La mort dans l’âme, il enroula ses doigts autour de sa nuque pour attirer son visage vers le sien et dans le baiser qu’il lui donna, Meorwen mit l’énergie du désespoir, espéra toucher l’esprit de sa sœur gangrénée. Il ne put retenir les larmes brûlantes dévalant ses joues, creusant des sillons dans la saleté qui couvrait sa peau et son cœur s’arracha de ses artères lorsque sa bouche s’éloigna. Une moue sceptique déforma ses traits. Qu’était-il en train de faire ?

—Pourquoi pleures-tu ?

—Je pleure parce que tu es libre. Je pleure parce que tu es condamnée.

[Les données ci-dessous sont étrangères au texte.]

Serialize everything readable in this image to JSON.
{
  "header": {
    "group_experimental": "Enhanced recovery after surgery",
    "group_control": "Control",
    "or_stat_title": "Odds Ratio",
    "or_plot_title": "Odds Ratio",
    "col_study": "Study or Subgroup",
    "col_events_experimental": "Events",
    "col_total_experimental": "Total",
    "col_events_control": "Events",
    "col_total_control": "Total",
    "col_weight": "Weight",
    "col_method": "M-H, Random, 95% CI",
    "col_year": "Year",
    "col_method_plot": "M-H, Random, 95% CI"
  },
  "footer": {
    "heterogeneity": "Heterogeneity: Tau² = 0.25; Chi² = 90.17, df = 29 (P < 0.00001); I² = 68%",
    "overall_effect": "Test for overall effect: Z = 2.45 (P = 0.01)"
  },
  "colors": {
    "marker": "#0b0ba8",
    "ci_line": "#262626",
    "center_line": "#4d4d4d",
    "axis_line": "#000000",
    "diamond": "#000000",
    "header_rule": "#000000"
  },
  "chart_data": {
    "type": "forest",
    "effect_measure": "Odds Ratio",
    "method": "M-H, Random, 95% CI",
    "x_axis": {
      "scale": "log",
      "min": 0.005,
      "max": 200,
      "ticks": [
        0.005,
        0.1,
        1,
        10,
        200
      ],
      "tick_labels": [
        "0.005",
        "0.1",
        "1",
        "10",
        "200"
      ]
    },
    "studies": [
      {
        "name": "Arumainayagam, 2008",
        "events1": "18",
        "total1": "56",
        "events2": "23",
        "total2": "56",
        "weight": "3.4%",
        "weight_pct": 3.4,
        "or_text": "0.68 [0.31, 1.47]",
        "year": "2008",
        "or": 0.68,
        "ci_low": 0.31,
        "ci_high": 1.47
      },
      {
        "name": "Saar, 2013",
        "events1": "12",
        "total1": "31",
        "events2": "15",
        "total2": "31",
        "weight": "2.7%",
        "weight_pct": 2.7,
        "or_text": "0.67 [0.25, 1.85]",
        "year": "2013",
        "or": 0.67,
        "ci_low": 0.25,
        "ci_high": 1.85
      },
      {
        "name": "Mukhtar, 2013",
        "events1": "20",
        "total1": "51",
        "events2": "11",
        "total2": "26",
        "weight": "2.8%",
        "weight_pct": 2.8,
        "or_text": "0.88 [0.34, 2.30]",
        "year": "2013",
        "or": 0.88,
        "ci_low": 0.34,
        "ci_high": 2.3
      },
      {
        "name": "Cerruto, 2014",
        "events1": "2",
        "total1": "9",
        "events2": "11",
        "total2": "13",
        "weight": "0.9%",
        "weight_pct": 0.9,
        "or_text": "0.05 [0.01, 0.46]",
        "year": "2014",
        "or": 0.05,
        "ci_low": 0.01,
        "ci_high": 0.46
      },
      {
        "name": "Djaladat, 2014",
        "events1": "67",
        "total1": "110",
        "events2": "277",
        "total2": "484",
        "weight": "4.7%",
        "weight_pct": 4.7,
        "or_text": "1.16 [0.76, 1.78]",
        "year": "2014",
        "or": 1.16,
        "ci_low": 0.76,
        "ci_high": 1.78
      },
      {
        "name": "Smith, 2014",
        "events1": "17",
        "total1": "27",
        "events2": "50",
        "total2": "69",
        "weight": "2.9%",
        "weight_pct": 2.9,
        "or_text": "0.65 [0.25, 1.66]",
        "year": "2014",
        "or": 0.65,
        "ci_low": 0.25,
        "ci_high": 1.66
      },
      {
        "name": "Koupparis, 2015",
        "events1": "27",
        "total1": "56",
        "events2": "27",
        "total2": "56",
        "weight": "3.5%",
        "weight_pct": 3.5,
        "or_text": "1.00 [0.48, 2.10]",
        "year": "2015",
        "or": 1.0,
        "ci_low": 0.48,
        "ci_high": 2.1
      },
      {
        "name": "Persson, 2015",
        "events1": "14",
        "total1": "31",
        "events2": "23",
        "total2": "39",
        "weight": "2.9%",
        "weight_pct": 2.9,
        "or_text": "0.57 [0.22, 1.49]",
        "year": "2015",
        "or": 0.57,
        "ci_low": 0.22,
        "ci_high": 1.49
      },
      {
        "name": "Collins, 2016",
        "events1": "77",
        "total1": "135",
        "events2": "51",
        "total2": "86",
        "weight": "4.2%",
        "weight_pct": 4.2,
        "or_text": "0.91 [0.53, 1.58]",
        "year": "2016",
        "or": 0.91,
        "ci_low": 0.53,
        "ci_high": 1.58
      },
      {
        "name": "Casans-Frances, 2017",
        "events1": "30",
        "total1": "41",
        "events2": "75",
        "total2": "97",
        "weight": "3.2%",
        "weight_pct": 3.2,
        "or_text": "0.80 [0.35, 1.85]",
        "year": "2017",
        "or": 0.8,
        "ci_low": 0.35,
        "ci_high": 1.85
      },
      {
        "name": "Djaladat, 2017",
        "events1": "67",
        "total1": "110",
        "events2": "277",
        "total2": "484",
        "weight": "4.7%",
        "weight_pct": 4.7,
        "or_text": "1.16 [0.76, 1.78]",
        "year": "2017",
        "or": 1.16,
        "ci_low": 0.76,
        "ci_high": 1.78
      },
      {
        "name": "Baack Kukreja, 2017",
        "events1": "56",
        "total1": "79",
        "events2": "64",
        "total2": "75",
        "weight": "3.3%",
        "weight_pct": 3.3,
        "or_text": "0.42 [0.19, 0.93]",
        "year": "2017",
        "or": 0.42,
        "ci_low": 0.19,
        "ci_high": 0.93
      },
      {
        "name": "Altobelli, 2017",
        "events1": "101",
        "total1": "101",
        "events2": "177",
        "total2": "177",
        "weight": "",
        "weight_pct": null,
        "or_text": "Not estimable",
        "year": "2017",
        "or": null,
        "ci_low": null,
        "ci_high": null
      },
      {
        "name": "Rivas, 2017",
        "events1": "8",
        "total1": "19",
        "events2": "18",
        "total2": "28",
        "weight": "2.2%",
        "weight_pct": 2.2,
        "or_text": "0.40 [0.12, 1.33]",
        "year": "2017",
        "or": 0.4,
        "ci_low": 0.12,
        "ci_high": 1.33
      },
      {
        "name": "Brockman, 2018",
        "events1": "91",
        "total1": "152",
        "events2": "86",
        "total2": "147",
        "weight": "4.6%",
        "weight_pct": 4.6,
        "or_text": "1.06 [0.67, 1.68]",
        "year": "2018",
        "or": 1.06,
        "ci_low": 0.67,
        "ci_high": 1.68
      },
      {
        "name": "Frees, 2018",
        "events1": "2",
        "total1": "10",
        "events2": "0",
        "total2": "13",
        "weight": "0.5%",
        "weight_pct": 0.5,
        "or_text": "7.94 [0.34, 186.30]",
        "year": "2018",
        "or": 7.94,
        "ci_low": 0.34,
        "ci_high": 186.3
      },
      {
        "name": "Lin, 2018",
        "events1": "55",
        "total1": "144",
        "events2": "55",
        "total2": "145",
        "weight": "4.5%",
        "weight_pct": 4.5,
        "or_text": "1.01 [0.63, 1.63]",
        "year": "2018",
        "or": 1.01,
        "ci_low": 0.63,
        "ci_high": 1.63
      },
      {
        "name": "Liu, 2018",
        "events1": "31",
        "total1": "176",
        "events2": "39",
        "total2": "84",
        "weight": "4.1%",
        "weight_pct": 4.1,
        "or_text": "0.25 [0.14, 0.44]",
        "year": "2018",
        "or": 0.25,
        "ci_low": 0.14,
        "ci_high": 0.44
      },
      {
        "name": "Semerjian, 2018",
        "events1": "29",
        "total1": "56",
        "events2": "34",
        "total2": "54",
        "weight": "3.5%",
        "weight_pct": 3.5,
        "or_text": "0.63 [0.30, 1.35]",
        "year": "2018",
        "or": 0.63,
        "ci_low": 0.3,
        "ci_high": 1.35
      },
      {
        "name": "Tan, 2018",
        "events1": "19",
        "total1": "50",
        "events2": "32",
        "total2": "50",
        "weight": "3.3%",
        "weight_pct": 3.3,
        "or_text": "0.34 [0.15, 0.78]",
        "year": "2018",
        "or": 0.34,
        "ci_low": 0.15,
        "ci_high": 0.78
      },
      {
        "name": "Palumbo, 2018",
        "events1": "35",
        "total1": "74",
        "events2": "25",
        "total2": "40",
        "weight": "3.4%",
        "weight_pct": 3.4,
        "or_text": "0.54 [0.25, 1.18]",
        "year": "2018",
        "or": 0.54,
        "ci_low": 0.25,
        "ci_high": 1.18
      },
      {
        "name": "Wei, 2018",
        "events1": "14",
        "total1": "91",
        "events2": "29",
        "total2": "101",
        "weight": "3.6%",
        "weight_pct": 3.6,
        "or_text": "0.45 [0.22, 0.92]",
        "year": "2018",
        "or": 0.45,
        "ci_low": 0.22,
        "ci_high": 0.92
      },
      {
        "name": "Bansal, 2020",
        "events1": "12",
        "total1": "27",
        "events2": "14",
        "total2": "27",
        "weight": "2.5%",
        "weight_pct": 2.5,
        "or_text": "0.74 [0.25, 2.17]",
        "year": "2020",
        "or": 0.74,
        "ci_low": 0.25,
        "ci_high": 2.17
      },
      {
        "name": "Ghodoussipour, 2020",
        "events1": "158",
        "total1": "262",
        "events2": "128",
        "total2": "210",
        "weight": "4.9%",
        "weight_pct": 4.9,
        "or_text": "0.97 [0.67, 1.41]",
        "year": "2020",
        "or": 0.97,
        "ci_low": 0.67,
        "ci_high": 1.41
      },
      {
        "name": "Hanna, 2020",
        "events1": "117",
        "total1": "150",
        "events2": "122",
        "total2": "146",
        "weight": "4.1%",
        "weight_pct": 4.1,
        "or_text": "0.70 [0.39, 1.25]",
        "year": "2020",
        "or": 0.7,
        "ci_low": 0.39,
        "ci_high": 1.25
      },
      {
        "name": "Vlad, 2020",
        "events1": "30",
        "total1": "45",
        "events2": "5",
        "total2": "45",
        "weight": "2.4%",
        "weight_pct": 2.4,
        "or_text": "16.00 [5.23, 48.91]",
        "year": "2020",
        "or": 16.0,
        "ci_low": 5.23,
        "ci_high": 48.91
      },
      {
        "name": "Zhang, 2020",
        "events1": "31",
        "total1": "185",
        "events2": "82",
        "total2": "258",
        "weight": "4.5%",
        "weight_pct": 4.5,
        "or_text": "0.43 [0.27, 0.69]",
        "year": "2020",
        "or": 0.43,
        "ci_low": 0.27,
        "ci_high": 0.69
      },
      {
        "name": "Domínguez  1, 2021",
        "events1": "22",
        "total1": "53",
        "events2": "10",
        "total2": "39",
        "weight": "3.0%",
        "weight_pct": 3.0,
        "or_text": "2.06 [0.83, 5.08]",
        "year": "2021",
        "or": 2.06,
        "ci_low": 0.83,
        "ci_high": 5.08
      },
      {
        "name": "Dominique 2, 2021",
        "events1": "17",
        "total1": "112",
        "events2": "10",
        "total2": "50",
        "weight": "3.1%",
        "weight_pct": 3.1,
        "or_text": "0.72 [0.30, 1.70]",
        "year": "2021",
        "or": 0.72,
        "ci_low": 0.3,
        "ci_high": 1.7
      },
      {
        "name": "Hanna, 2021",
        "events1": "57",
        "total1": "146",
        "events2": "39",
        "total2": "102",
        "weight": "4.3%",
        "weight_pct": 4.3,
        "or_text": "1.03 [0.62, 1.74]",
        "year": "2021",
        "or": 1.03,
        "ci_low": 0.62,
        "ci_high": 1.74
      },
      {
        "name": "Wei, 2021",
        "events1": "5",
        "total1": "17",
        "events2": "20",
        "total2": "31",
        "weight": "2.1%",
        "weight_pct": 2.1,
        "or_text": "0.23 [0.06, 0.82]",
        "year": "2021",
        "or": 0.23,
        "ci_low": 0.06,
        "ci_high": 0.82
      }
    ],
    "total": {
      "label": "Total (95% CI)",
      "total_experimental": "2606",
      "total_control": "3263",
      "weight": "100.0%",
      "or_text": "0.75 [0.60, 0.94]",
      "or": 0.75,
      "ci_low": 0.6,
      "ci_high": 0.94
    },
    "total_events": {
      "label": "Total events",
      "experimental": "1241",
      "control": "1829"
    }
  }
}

Il s’obligea à reculer d’un pas tant la souffrance qu’il s’infligeait lui était horrible Si c’était pour son bien, pourquoi avait-elle cet horrible goût amer de trahison ?

—Ce que tu dis n’a aucun sens.

—Je pas.

—Bien sûr, sourit-elle. Nous nous enfuyons de cette maudite forêt.

Meorwen était incapable de la regarder sans pleure, ces joues se couvraient se larmes, effaçaient la saleté mais pas les pêchés.

—Nous… nous séparons ici.

Son beau visage se fendilla d’effroi. Son chagrin semblait si sincère qu’il s’excusa presque, formula un pardon sur sa langue mais ses épaules se raidirent.

—Où vas-tu aller ?

Malgré son ton froid et impersonnel, le trémolo dans sa voix illumina son cœur d’espoir.

—Loin de toi.

—Tu oublies que je suis gravée ici, que cet organe m’appartient.

D’un geste vif, la cavalière pressa sa main sous la jointure de ses pectoraux.

—Peu importe où tu iras, je serai toujours là même si mon enveloppe charnelle ne te suit pas.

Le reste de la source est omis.